Thanks for the detailed explanation, Amber. I actually understood 10% of it!

Since what you described did not match what I was seeing, I decided to verify that I was doing something that messed it up. So I created a new blank project, and created the documents within it, and set the Compile > Formatting to print the title for all, and compiled. That produced a document that had styles applied to all the paragraphs in it (just titles), which is proof this will work if I do it correctly.

After reading your post, I used Project Replace to remove all hash signs to see if that helped. When I compiled that document, which started out as a Word import, no headings were created. So some setting or other in my initial test document screws the whole thing up. Before I removed the hash marks I had added to the titles, a few headers were created, but not in a pattern I could understand.

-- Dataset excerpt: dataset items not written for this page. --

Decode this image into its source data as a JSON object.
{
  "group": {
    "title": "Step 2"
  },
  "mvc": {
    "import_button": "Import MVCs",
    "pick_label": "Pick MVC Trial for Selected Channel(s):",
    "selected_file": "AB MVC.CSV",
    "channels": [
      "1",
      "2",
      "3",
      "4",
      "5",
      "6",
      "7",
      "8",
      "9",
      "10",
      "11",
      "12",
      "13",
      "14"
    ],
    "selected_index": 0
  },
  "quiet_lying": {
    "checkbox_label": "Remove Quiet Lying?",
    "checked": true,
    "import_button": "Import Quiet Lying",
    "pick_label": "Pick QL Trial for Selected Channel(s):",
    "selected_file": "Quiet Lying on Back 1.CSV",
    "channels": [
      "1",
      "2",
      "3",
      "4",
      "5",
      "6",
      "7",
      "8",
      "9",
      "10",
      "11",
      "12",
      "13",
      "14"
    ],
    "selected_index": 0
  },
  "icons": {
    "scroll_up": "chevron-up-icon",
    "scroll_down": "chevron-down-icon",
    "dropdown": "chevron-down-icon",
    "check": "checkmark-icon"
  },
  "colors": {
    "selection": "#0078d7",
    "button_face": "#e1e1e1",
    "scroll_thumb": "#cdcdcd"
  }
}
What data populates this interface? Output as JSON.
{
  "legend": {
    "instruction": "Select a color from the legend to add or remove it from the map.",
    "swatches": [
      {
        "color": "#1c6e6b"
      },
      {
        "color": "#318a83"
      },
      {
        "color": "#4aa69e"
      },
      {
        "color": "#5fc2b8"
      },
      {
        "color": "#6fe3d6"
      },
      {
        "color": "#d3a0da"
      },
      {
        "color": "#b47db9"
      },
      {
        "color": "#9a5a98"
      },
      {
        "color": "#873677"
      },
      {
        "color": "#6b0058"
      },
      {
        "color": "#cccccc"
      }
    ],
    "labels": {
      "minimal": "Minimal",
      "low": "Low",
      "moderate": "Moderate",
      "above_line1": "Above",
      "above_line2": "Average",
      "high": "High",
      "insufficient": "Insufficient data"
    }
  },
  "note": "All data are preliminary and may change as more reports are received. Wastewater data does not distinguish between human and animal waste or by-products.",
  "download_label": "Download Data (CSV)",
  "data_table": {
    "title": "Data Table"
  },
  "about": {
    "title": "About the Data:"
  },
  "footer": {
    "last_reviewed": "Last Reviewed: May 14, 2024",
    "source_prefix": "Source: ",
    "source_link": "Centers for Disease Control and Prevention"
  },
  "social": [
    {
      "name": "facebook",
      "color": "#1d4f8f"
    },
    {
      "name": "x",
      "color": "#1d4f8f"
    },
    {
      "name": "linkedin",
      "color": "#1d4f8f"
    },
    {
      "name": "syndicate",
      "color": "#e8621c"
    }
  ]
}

So I’ll start with my new, mostly empty, project, adding one thing at a time and compiling to check the results. Maybe I’ll discover what messed up the first test. Maybe not. Along the way, I’ll try to understand the rest of your post, like the boxed beginning with “CODE:”. There seem to be some very useful tips there, so I’ll work to understand them.

Thanks again for the assistance.

Okay, I’m still unclear on where your headers actually are/were, but what you are optimally shooting for, with a basic outline that follows the book structure (part/chapter/section/etc), are binder names that are precisely what you want the reader to see when they crack open the book, nothing more nothing less. No code in them, just a folder called “The Grassy Knoll”, and then the Title box checked in the compile Formatting settings for each type of document that should print its title visibly. That’s all you have to do. Just visualise everything that is directly under the Draft folder as Heading 1, and all of their direct children will print as Heading 2 style, and so on, up to six levels of heading depth.

Everything else is for when you run into situations where a clean and procedural approach like that does not work.